Meski berita tentang hantu yang ia lihat itu geger alias booming dikampung. Tapi nyatanya banyak
orang yang tak percaya. Orang-orang di warung yang mendengarnya juga sama sekali
tak ada yang percaya. Malah cekikikan. Andaikan Parkun itu Rasul, pasti
akan ada Abu Bakar yang akan membenarkan apa yang dikatakannya. Sayangnya
parkun hanya seorang tambal ban.
Semua berawal dari problem kecil keluarga soal tipi yang
akhirnya dimenangkan oleh istrinya. Parkun memang selalu kalah dan lebih baik
mengalah. Istrinya tak bisa kompromi soal sinetron, kadang lupa sholat. Satu yang
tak mustahil terlupa adalah makan. Wajar kalau badannya seperti balon. Melembung.
Parkun yang bete pun memutuskan untuk jalan-jalan
keluar rumah. Sekedar cari nafas segar untuk membuang greget-nya yang
bisa-bisa memuncak dengan liat TV dengan acaranya yang menurutnya sama sekali
tak mendidik. Kecuali sepak bola. Masih menurutnya lagi, sepakbola memberi
imunitas bagi orang desa dengan falsafah kehidupan yang ia yakini. Menyerang
kehidupan dengan tetap menjaga benteng pertahanan tetap kokoh. Korelasi
kehidupan dengan kerja sama untuk meraih kemenangan. Keseimbangan hidup ketika
berada ditengah lapangan kehidupan. Dan mengusai permainan dengan ciri khasnya
dalam meraih kemenangan hidup.
Sayangnya parkun tak pernah sekolah, jadi
ia tak punya kredibiltas seperti mentor-mentor dalam seminar yang sekali
tampil langsung kebanjiran uang. Tapi parkun, meski cara berfikirnya seperti sarjana
S3 sekalipun tetap tak hanya mendapat 5.000 rupiah sekali nambal ban, walaupun
terkadang ia memberi bonus berbagi ilmu falsafah yang ia ketahui kepada
orang-orang yang kebocoran ban ditengah jalan. Mungkin itu sebabnya banyak
tetangga yang memilih berkumpul ditempat kerja Parkun. Ada mata kuliah gratis,
tanpa uang bulanan.
***-
“masak pak lek ini ndak percaya sama
saya?”
“ya bukannya tak percaya.

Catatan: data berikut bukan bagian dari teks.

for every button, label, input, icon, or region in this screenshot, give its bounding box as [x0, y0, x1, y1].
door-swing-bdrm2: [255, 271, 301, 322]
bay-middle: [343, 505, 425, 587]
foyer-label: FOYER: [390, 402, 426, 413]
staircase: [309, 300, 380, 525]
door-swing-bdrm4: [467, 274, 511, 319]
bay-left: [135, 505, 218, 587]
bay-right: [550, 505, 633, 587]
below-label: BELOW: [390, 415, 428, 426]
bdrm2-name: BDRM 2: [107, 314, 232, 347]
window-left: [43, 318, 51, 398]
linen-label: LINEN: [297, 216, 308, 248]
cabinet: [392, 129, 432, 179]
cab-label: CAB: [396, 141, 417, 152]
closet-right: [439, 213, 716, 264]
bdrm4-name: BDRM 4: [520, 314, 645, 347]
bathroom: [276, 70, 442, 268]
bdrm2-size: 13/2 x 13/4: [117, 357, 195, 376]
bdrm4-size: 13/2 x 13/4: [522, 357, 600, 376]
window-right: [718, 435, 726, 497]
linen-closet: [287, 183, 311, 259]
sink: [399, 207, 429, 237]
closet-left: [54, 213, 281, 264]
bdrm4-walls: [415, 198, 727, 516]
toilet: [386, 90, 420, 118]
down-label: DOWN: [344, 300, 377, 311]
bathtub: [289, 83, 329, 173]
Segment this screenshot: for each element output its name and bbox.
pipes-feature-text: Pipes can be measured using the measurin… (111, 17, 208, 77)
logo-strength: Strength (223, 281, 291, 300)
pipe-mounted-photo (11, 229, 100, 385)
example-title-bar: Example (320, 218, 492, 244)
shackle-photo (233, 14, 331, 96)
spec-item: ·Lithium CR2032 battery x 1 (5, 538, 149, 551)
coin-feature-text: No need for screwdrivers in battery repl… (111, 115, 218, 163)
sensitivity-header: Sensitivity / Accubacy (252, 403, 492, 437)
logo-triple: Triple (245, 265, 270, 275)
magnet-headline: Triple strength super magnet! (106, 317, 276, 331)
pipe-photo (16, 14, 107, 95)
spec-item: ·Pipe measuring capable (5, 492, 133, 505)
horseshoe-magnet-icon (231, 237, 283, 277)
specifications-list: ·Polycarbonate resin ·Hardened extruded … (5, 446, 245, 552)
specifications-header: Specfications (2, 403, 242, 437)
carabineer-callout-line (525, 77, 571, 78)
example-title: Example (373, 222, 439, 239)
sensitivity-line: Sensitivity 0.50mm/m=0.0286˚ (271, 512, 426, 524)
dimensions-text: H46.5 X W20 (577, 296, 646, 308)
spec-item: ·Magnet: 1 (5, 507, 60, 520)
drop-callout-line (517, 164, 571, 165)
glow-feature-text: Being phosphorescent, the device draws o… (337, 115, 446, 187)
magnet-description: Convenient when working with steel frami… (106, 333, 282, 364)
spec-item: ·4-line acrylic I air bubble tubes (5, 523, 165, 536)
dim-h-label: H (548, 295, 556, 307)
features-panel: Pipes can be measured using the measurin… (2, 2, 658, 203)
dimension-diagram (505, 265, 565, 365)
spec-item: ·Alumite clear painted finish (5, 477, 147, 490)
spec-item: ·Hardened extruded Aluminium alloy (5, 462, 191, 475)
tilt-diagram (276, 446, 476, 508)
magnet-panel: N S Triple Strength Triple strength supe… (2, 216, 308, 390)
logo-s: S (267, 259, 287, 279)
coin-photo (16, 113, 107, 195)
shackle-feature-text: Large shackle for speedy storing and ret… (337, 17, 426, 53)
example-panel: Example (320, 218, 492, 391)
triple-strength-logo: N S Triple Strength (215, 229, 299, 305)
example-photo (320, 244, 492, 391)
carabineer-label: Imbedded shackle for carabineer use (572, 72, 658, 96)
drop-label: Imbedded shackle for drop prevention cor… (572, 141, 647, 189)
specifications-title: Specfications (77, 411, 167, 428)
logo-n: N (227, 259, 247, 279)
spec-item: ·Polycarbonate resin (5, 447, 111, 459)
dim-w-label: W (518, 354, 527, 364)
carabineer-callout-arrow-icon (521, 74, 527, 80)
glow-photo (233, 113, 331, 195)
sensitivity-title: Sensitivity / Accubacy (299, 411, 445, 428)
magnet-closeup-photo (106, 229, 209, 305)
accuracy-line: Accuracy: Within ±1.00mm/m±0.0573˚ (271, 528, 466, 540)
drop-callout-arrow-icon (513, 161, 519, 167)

Tapi itu
mustahil. Itu bukan rumah angker. Semua orang biasa lewat disana dan tak ada
apa-apa”
“ya itu namanya tak percaya, lek! Tapi
benar, saya melihat dengan mata kepala saya sendiri. Sangat nyata” kang parkun
ngeyel dengan apa yang ia lihat
“istrimu percaya tentang hal ini?
“kenapa tanya soal istriku, mana perduli
ia dengan hal seperti ini. Ia hanya perduli TV dan makanan”
“huss..dia istrimu. Kau yang memilihnya
sendiri”
“ah,,,pak lek ini selalu seperti itu.
Sudah kubilang, aku nikah karena dulu emak yang milih, sebab orang tuanya kaya.
Itu faktor yang membuat emak menikahkanku dengannya”
“hussstt...sudah. semua telah berlalu.
Lantas, kalau aku percaya. Apa yang kau inginkan dariku”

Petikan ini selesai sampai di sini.